The men continued to throw out goods to pickup trucks following close behind in last-minute efforts to hoard the goods. The distribution was the second in Safwan in three days and repeated the chaos of the first on 26 March.
This time, many of the young men in the crowd came armed with pointed sticks to guard what they took from the trucks. Their presence guaranteed that older or weaker men and women got just one box, at best, or nothing at all.
One man in the crowd told me he has a family of five children but was unable to withstand the jostling beside the trucks long enough to get something for them. He said he could not understand why the Kuwaiti aid is not being distributed using the rationing system -- long-established in Iraq -- for humanitarian aid under the UN's oil-for-food program. Under that program, suspended by the UN because of the war, every Iraqi family has a ration card showing the number of its members and their ages.

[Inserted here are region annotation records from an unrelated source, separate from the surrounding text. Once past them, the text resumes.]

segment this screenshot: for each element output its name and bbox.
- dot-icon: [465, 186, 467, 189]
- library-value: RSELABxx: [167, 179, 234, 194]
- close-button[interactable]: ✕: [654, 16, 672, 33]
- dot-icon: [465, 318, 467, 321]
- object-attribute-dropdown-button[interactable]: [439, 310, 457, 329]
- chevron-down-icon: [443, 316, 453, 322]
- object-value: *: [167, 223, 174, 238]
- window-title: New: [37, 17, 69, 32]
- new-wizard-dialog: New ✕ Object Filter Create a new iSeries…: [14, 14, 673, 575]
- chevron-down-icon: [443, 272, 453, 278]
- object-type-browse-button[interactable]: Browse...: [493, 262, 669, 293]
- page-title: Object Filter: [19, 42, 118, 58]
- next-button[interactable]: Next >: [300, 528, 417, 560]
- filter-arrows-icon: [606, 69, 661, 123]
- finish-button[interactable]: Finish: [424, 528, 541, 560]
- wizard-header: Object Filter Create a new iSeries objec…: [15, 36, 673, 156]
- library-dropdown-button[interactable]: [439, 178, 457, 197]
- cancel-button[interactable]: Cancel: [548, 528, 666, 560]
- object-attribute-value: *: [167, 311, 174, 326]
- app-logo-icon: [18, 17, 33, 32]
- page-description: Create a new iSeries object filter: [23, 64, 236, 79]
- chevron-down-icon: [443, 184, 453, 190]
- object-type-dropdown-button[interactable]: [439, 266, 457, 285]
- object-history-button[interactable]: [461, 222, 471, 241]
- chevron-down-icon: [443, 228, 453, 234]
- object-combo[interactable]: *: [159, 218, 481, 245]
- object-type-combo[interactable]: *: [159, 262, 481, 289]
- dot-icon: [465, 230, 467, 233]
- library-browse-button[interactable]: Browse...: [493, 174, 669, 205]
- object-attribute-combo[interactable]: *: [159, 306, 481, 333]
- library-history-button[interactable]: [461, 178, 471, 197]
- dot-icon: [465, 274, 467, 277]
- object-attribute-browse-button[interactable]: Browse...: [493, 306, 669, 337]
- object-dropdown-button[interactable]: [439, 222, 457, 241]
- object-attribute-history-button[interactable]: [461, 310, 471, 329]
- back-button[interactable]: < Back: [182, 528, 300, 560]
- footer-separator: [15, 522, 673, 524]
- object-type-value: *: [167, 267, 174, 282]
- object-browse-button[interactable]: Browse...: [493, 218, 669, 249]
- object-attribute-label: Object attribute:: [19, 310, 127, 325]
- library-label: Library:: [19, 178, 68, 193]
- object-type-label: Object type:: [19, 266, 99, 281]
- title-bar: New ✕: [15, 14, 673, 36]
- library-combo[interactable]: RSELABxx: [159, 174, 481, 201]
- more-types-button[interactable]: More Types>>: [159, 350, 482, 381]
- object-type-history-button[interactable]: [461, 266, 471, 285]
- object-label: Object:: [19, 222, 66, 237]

The individual food boxes -- delivered today in some eight, fully packed trailer trucks -- contain enough food and water to supply a family of six for a week. The aid was organized by the Kuwaiti Red Crescent Society, using products purchased by numerous Kuwaiti charitable agencies and private organizations.
In the crowd, some people told me that Safwan is stable enough to allow an orderly aid distribution after U.S. troops arrived there earlier this week. They said while allied troops have restricted their control of the town only to securing the main highway for military convoys, authority in the town of 10,000 people is itself reverting to traditional village leaders.
The police and local government fled with Iraqi forces ahead of the allied advance.
One Safwan man, Falla Bader, said members of Iraq's ruling Ba'ath Party are now largely staying in their homes in the town to avoid the allied presence. But he also said regime loyalists continue to pose a menace to residents and to allied soldiers.
He said he had seen Iraqi intelligence agents distribute hand grenades to several men early this morning, with instructions to throw them into the crowds at aid-distribution points. That did not happen, but he said the only way to fully secure the town is for allied troops to establish posts in the neighborhoods themselves.
The disorder at today's aid distribution highlights the flux in which most of the few towns in southern Iraq that have been taken by allied troops still remain, a week into the war. The only town fully under allied control is the key port of Umm Qasr, a short drive to the west and the planned main entry point for international humanitarian supplies to Iraq.
U.S. and British forces are counting on aid supplies to win the loyalty of a population still caught between two orders -- the old and the potential new -- and which still remembers how U.S. troops came this far in 1991 at the end of the Gulf War. They withdrew shortly afterwards and, in the wake of their withdrawal, Saddam's forces squashed an uprising by many of the south's Shia residents, killing thousands before restoring his rule.